Nora drops the sandals on the dark stained wood and I watch her fingers brush over the neckline of her shirt. We are still the only people up here and for a moment, I can imagine the two of us, on a rooftop patio drinking sparkling red wine. We are older and without so much weight on our shoulders.

That moment ends with the blaring horn of an obnoxious taxi. I will never understand why exactly they honk as if it's going to get them anywhere. I miss the luxury of having a car and the freedom that comes with it. Will I ever drive again? Or will I live in this concrete jungle for the rest of my days?

"My turn." Nora says, laying her feet back onto the table. I wish I would have asked for another glass of wine. Not for me, but for her.

"Why did you come here tonight? What did you and Dakota do that binds you so tightly to her? And..." she taps her almond shaped fingernails against her chin. "And if I met your family," another pause, "and they didn't already know me, what would you introduce me as?"
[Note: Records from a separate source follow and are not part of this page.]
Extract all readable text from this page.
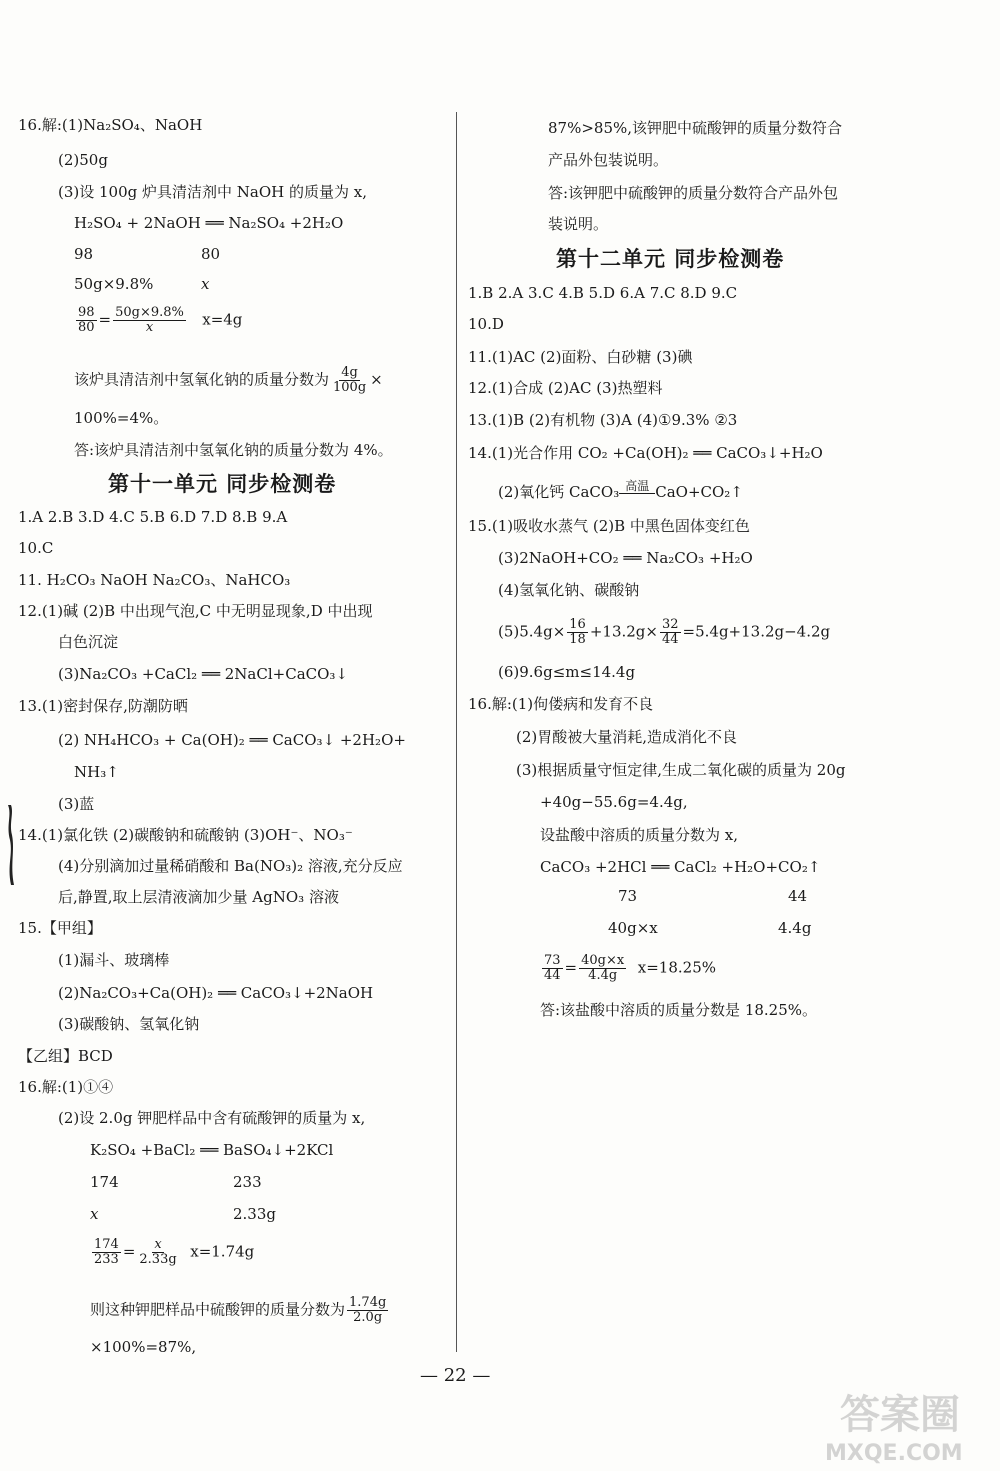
16.解:(1)Na₂SO₄、NaOH
(2)50g
(3)设 100g 炉具清洁剂中 NaOH 的质量为 x,
H₂SO₄ + 2NaOH ══ Na₂SO₄ +2H₂O
98	80
50g×9.8%	x
$\frac{98}{80} = \frac{50g\times 9.8\%}{x} x=4g$
该炉具清洁剂中氢氧化钠的质量分数为 $\frac{4g}{100g}$ ×
100%=4%。
答:该炉具清洁剂中氢氧化钠的质量分数为 4%。
第十一单元 同步检测卷
1.A 2.B 3.D 4.C 5.B 6.D 7.D 8.B 9.A
10.C
11. H₂CO₃ NaOH Na₂CO₃、NaHCO₃
12.(1)碱 (2)B 中出现气泡,C 中无明显现象,D 中出现
白色沉淀
(3)Na₂CO₃ +CaCl₂ ══ 2NaCl+CaCO₃↓
13.(1)密封保存,防潮防晒
(2) NH₄HCO₃ + Ca(OH)₂ ══ CaCO₃↓ +2H₂O+
NH₃↑
(3)蓝
14.(1)氯化铁 (2)碳酸钠和硫酸钠 (3)OH⁻、NO₃⁻
(4)分别滴加过量稀硝酸和 Ba(NO₃)₂ 溶液,充分反应
后,静置,取上层清液滴加少量 AgNO₃ 溶液
15.【甲组】
(1)漏斗、玻璃棒
(2)Na₂CO₃+Ca(OH)₂ ══ CaCO₃↓+2NaOH
(3)碳酸钠、氢氧化钠
【乙组】BCD
16.解:(1)①④
(2)设 2.0g 钾肥样品中含有硫酸钾的质量为 x,
K₂SO₄ +BaCl₂ ══ BaSO₄↓+2KCl
174	233
x	2.33g
$\frac{174}{233} = \frac{x}{2.33g} x=1.74g$
则这种钾肥样品中硫酸钾的质量分数为 $\frac{1.74g}{2.0g}$
×100%=87%,
87%>85%,该钾肥中硫酸钾的质量分数符合
产品外包装说明。
答:该钾肥中硫酸钾的质量分数符合产品外包
装说明。
第十二单元 同步检测卷
1.B 2.A 3.C 4.B 5.D 6.A 7.C 8.D 9.C
10.D
11.(1)AC (2)面粉、白砂糖 (3)碘
12.(1)合成 (2)AC (3)热塑料
13.(1)B (2)有机物 (3)A (4)①9.3% ②3
14.(1)光合作用 CO₂ +Ca(OH)₂ ══ CaCO₃↓+H₂O
(2)氧化钙 CaCO₃ 高温 CaO+CO₂↑
15.(1)吸收水蒸气 (2)B 中黑色固体变红色
(3)2NaOH+CO₂ ══ Na₂CO₃ +H₂O
(4)氢氧化钠、碳酸钠
$(5)5.4g\times \frac{16}{18} +13.2g\times \frac{32}{44} =5.4g+13.2g-4.2g$
(6)9.6g≤m≤14.4g
16.解:(1)佝偻病和发育不良
(2)胃酸被大量消耗,造成消化不良
(3)根据质量守恒定律,生成二氧化碳的质量为 20g
+40g−55.6g=4.4g,
设盐酸中溶质的质量分数为 x,
CaCO₃ +2HCl ══ CaCl₂ +H₂O+CO₂↑
73	44
40g×x	4.4g
$\frac{73}{44} = \frac{40g\times x}{4.4g} x=18.25\%$
答:该盐酸中溶质的质量分数是 18.25%。
— 22 —
答案圈
MXQE.COM
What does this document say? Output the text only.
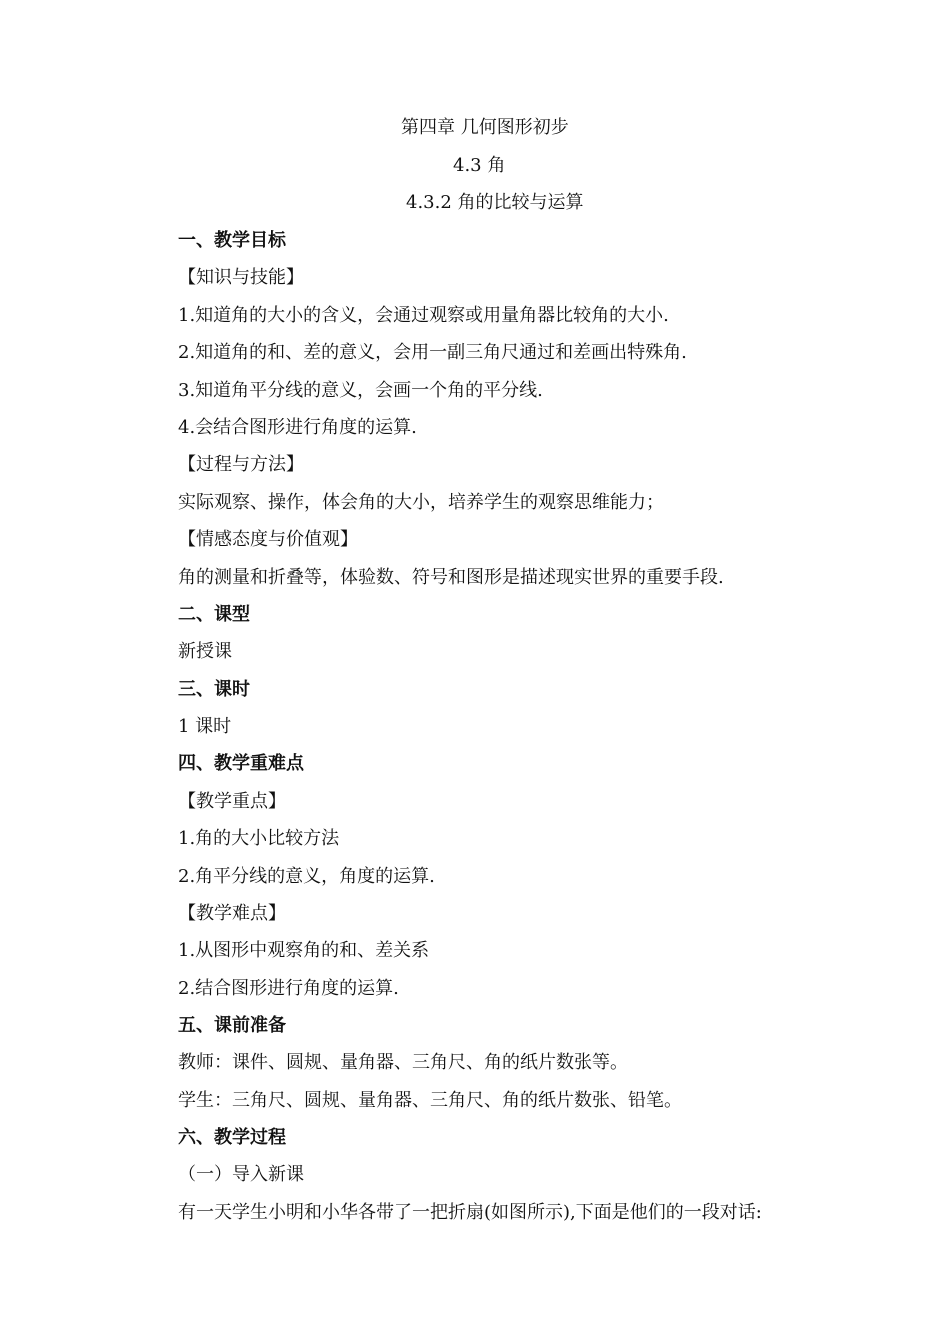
第四章 几何图形初步
4.3 角
4.3.2 角的比较与运算
一、教学目标
【知识与技能】
1.知道角的大小的含义，会通过观察或用量角器比较角的大小.
2.知道角的和、差的意义，会用一副三角尺通过和差画出特殊角.
3.知道角平分线的意义，会画一个角的平分线.
4.会结合图形进行角度的运算.
【过程与方法】
实际观察、操作，体会角的大小，培养学生的观察思维能力；
【情感态度与价值观】
角的测量和折叠等，体验数、符号和图形是描述现实世界的重要手段.
二、课型
新授课
三、课时
1 课时
四、教学重难点
【教学重点】
1.角的大小比较方法
2.角平分线的意义，角度的运算.
【教学难点】
1.从图形中观察角的和、差关系
2.结合图形进行角度的运算.
五、课前准备
教师：课件、圆规、量角器、三角尺、角的纸片数张等。
学生：三角尺、圆规、量角器、三角尺、角的纸片数张、铅笔。
六、教学过程
（一）导入新课
有一天学生小明和小华各带了一把折扇(如图所示),下面是他们的一段对话:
Nora stares out into the skyline. It really is beautiful up here. Did I mention I can see the freaking Empire State building from here? Maybe I do like Manhattan after all.

"I came here to get to know you a little more. I had planned to do that by meeting your sister and her husband. That didn't go as planned," I hesitate, but keep answering the questions Nora listed for me. If we are going to move toward any sort of relationship, I shouldn't be skipping questions. We are past that, right?

Dakota... Dakota, Dakota. Where should I start?

"Well, for starters, she is all alone in the world. Except me. I'm it. So regardless of what happens between us or how irrational she's being, I'm always going to look out for her. I know it probably doesn't make a lot of sense to you," I move closer to her and stretch my legs out onto the table a foot or so away from hers. "But she's like my family. I can't just completely quit her."